His 1968 play bears two hours in the lives of three couples, set in one suite: the New York Plaza Hotel. Riding on values of tradition and, disputably, old fashion, Plaza Suite provides an insight into life of a preceding generation, where the cliché of an affair with the secretary is well established, a Hollywood mogal is a housewife’s dream and marriage is as ever, a looming prospect. As a young(er) person, seeing BLT’s cast perform Plaza Suite feels like watching parents having an argument in the kitchen; though it is feasibly delightful to the audience, who adhere to Simon’s convictions and farcical script in chortles.
BLT actor and Plaza Suite director, Paul Campion, charges the production with Simon’s fundamental aims, suitably depicting the conflict that only exists between men and women. Confined to one room, which somehow centralises with each act, Campion demonstrates a well devised capability in bringing Simon’s characters to life. He understands the playwright’s need to represent real people with simple, yet important issues and succeeds in providing the audience with a cosy experience in vision and sound.
Inescapably, the production drags for the first hour.
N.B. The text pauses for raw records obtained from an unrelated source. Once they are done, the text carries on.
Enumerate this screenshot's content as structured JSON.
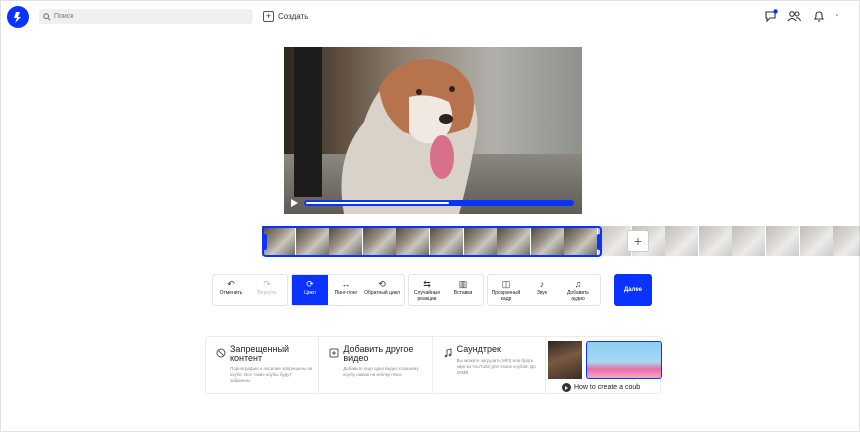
{
  "header": {
    "search_placeholder": "Поиск",
    "create_label": "Создать",
    "icons": [
      "chat-icon",
      "people-icon",
      "bell-icon"
    ]
  },
  "player": {
    "progress": 0.54,
    "accent_color": "#0a33ff"
  },
  "toolbar": {
    "undo": "Отменить",
    "redo": "Вернуть",
    "loop": "Цикл",
    "pingpong": "Пинг-понг",
    "reverse_loop": "Обратный цикл",
    "random_reactions": "Случайные реакции",
    "inserts": "Вставки",
    "transparent_frame": "Прозрачный кадр",
    "sound": "Звук",
    "add_audio": "Добавить аудио",
    "next": "Далее"
  },
  "tips": [
    {
      "title": "Запрещенный контент",
      "desc": "Порнография и насилие запрещены на коубе. Все такие коубы будут забанены"
    },
    {
      "title": "Добавить другое видео",
      "desc": "Добавьте еще одно видео к вашему коубу нажав на кнопку плюс"
    },
    {
      "title": "Саундтрек",
      "desc": "Вы можете загрузить MP3 или брать звук из YouTube для своих коубов. До 20MB"
    }
  ],
  "howto": {
    "caption": "How to create a coub"
  }
}
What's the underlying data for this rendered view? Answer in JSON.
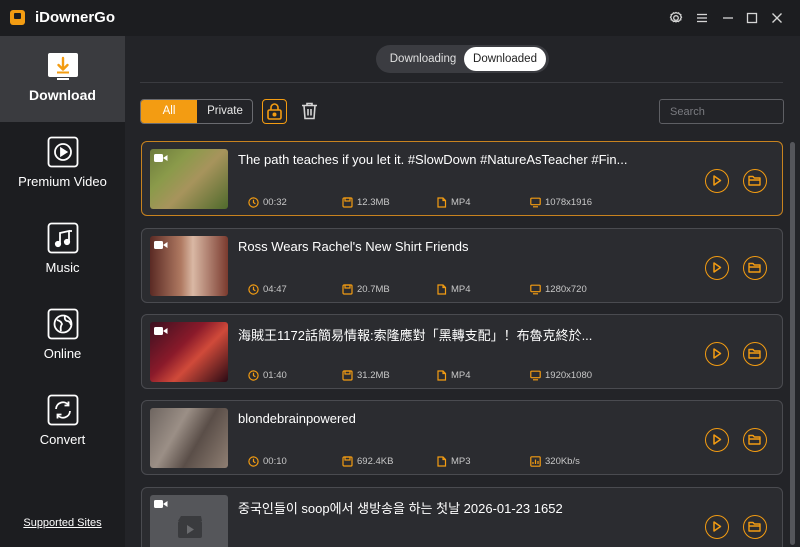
{
  "app": {
    "title": "iDownerGo",
    "accent": "#f39c12"
  },
  "window_controls": [
    "gear-icon",
    "menu-icon",
    "minimize-icon",
    "maximize-icon",
    "close-icon"
  ],
  "sidebar": {
    "items": [
      {
        "label": "Download",
        "icon": "download-icon",
        "active": true
      },
      {
        "label": "Premium Video",
        "icon": "play-icon"
      },
      {
        "label": "Music",
        "icon": "music-icon"
      },
      {
        "label": "Online",
        "icon": "globe-icon"
      },
      {
        "label": "Convert",
        "icon": "convert-icon"
      }
    ],
    "footer_link": "Supported Sites"
  },
  "tabs": {
    "downloading": "Downloading",
    "downloaded": "Downloaded",
    "active": "Downloaded"
  },
  "filter": {
    "all": "All",
    "private": "Private",
    "active": "All"
  },
  "search": {
    "placeholder": "Search",
    "value": ""
  },
  "items": [
    {
      "title": "The path teaches if you let it. #SlowDown #NatureAsTeacher #Fin...",
      "duration": "00:32",
      "size": "12.3MB",
      "format": "MP4",
      "quality": "1078x1916",
      "selected": true
    },
    {
      "title": "Ross Wears Rachel's New Shirt Friends",
      "duration": "04:47",
      "size": "20.7MB",
      "format": "MP4",
      "quality": "1280x720"
    },
    {
      "title": "海賊王1172話簡易情報:索隆應對「黑轉支配」！布魯克終於...",
      "duration": "01:40",
      "size": "31.2MB",
      "format": "MP4",
      "quality": "1920x1080"
    },
    {
      "title": "blondebrainpowered",
      "duration": "00:10",
      "size": "692.4KB",
      "format": "MP3",
      "quality": "320Kb/s"
    },
    {
      "title": "중국인들이 soop에서 생방송을 하는 첫날 2026-01-23 1652",
      "duration": "",
      "size": "",
      "format": "",
      "quality": ""
    }
  ]
}
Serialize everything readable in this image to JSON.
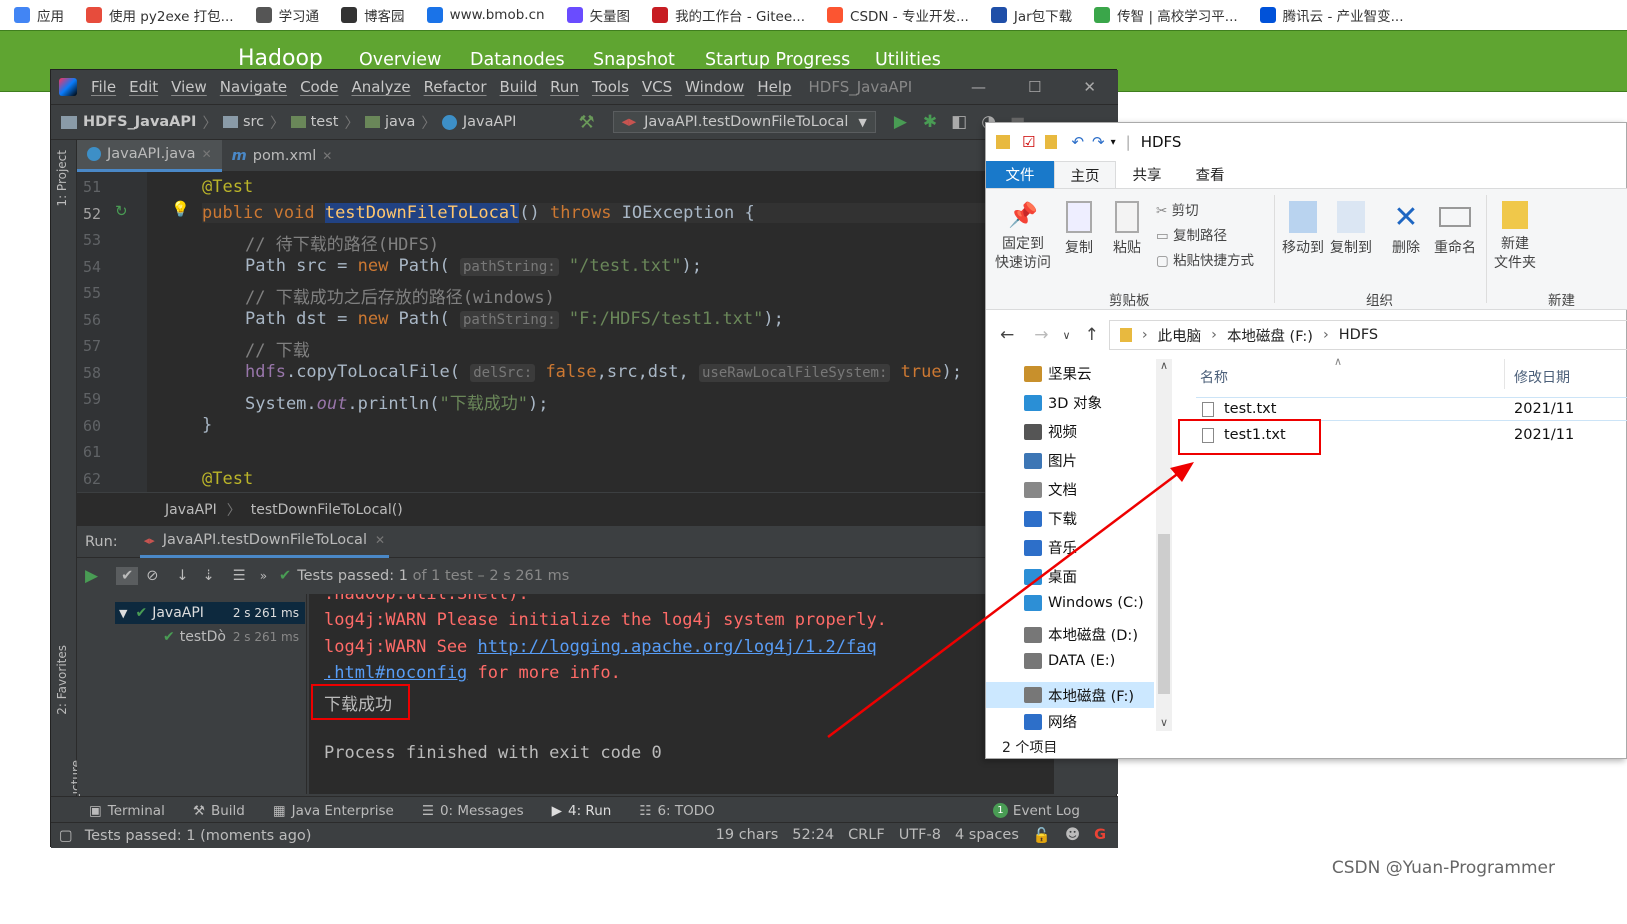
{
  "bookmarks": [
    {
      "label": "应用",
      "color": "#4285f4"
    },
    {
      "label": "使用 py2exe 打包...",
      "color": "#e74c3c"
    },
    {
      "label": "学习通",
      "color": "#555555"
    },
    {
      "label": "博客园",
      "color": "#333333"
    },
    {
      "label": "www.bmob.cn",
      "color": "#1a73e8"
    },
    {
      "label": "矢量图",
      "color": "#6a4cff"
    },
    {
      "label": "我的工作台 - Gitee...",
      "color": "#c71d23"
    },
    {
      "label": "CSDN - 专业开发...",
      "color": "#fc5531"
    },
    {
      "label": "Jar包下载",
      "color": "#1f4fa8"
    },
    {
      "label": "传智 | 高校学习平...",
      "color": "#3aa64a"
    },
    {
      "label": "腾讯云 - 产业智变...",
      "color": "#0052d9"
    }
  ],
  "hadoop": {
    "brand": "Hadoop",
    "items": [
      "Overview",
      "Datanodes",
      "Snapshot",
      "Startup Progress",
      "Utilities"
    ]
  },
  "ide": {
    "menu": [
      "File",
      "Edit",
      "View",
      "Navigate",
      "Code",
      "Analyze",
      "Refactor",
      "Build",
      "Run",
      "Tools",
      "VCS",
      "Window",
      "Help"
    ],
    "project_title": "HDFS_JavaAPI",
    "nav": [
      "HDFS_JavaAPI",
      "src",
      "test",
      "java",
      "JavaAPI"
    ],
    "run_config": "JavaAPI.testDownFileToLocal",
    "tabs": [
      "JavaAPI.java",
      "pom.xml"
    ],
    "side_left": [
      "1: Project",
      "2: Favorites",
      "Z: Structure"
    ],
    "line_numbers": [
      "51",
      "52",
      "53",
      "54",
      "55",
      "56",
      "57",
      "58",
      "59",
      "60",
      "61",
      "62"
    ],
    "code": {
      "l51": "@Test",
      "l52a": "public void ",
      "l52fn": "testDownFileToLocal",
      "l52b": "() ",
      "l52kw": "throws",
      "l52c": " IOException {",
      "l53": "// 待下载的路径(HDFS)",
      "l54a": "Path src = ",
      "l54kw": "new",
      "l54b": " Path( ",
      "l54h": "pathString:",
      "l54s": " \"/test.txt\"",
      "l54c": ");",
      "l55": "// 下载成功之后存放的路径(windows)",
      "l56a": "Path dst = ",
      "l56kw": "new",
      "l56b": " Path( ",
      "l56h": "pathString:",
      "l56s": " \"F:/HDFS/test1.txt\"",
      "l56c": ");",
      "l57": "// 下载",
      "l58a": "hdfs",
      "l58b": ".copyToLocalFile( ",
      "l58h1": "delSrc:",
      "l58k1": " false",
      ",l58c": ",src,dst, ",
      "l58c": ",src,dst, ",
      "l58h2": "useRawLocalFileSystem:",
      "l58k2": " true",
      "l58d": ");",
      "l59a": "System.",
      "l59f": "out",
      "l59b": ".println(",
      "l59s": "\"下载成功\"",
      "l59c": ");",
      "l60": "}",
      "l62": "@Test"
    },
    "breadcrumb": [
      "JavaAPI",
      "testDownFileToLocal()"
    ],
    "run_label": "Run:",
    "run_tab": "JavaAPI.testDownFileToLocal",
    "tests_passed": "Tests passed:",
    "tests_count": "1",
    "tests_of": "of 1 test – 2 s 261 ms",
    "tree": [
      {
        "name": "JavaAPI",
        "time": "2 s 261 ms"
      },
      {
        "name": "testDò",
        "time": "2 s 261 ms"
      }
    ],
    "console": [
      ".hadoop.util.Shell).",
      "log4j:WARN Please initialize the log4j system properly.",
      "log4j:WARN See ",
      "http://logging.apache.org/log4j/1.2/faq",
      ".html#noconfig",
      " for more info.",
      "下载成功",
      "Process finished with exit code 0"
    ],
    "bottom_tabs": [
      "Terminal",
      "Build",
      "Java Enterprise",
      "0: Messages",
      "4: Run",
      "6: TODO"
    ],
    "event_log": "Event Log",
    "event_count": "1",
    "status_left": "Tests passed: 1 (moments ago)",
    "status_right": [
      "19 chars",
      "52:24",
      "CRLF",
      "UTF-8",
      "4 spaces"
    ]
  },
  "explorer": {
    "title": "HDFS",
    "tabs": [
      "文件",
      "主页",
      "共享",
      "查看"
    ],
    "ribbon": {
      "pin": "固定到\n快速访问",
      "copy": "复制",
      "paste": "粘贴",
      "cut": "剪切",
      "copy_path": "复制路径",
      "paste_shortcut": "粘贴快捷方式",
      "move_to": "移动到",
      "copy_to": "复制到",
      "delete": "删除",
      "rename": "重命名",
      "new_folder": "新建\n文件夹",
      "group_clipboard": "剪贴板",
      "group_organize": "组织",
      "group_new": "新建"
    },
    "address": [
      "此电脑",
      "本地磁盘 (F:)",
      "HDFS"
    ],
    "tree": [
      "坚果云",
      "3D 对象",
      "视频",
      "图片",
      "文档",
      "下载",
      "音乐",
      "桌面",
      "Windows (C:)",
      "本地磁盘 (D:)",
      "DATA (E:)",
      "本地磁盘 (F:)",
      "网络"
    ],
    "columns": [
      "名称",
      "修改日期"
    ],
    "files": [
      {
        "name": "test.txt",
        "date": "2021/11"
      },
      {
        "name": "test1.txt",
        "date": "2021/11"
      }
    ],
    "status": "2 个项目"
  },
  "watermark": "CSDN @Yuan-Programmer"
}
The opening act sees Karen Nash (Debbie Griffiths) hysterically calm and popularly rendered as the disillusioned, wise-cracking wife of Sam (David Griffiths), who duly confesses to a suspected affair; Debbie Griffith’s maturity is displayed majestically, while a distracted, Richard Gere-type Sam sulks in the corner. Play number two is picked up by fame-obsessed, cœur-curious Muriel (the brilliant Julie Binysh), who indulges in a dalliance with lionised Hollywood producer, Jesse Kiplinger (Steve Williams), hilariously boosted by ‘stingers’. Both (Debbie) Griffiths and Binysh elevate the production’s comedic value and its female power play, alluding to Simon’s compassionate depiction of female characters. The show is undoubtedly stolen in the last story by Mr and Mrs Hubly, played by Bob Etherington and Katrina Pancucci. Roy and Norma are a magnificent couple, and Etherington and Pancucci’s onstage partnership is captivating, despite the play’s toiling labour. Individually, the two actors are gratifyingly hilarious; Etherington nails the role of the overtaxed, under-bossed father of the bride and Pancucci is rather charmingly vampish. Ultimately the play is recognised as it crescendos, encompassing terrific and natural portrayals of intimate lives.
Plaza Suite, like most of Simon’s stories, is a play of real people, with real issues. The BLT cast are tremendously strong but there is no doubt that the heroes of the night are the ladies. Life is funny and life is sad, and Campion re-tells it well, although durably.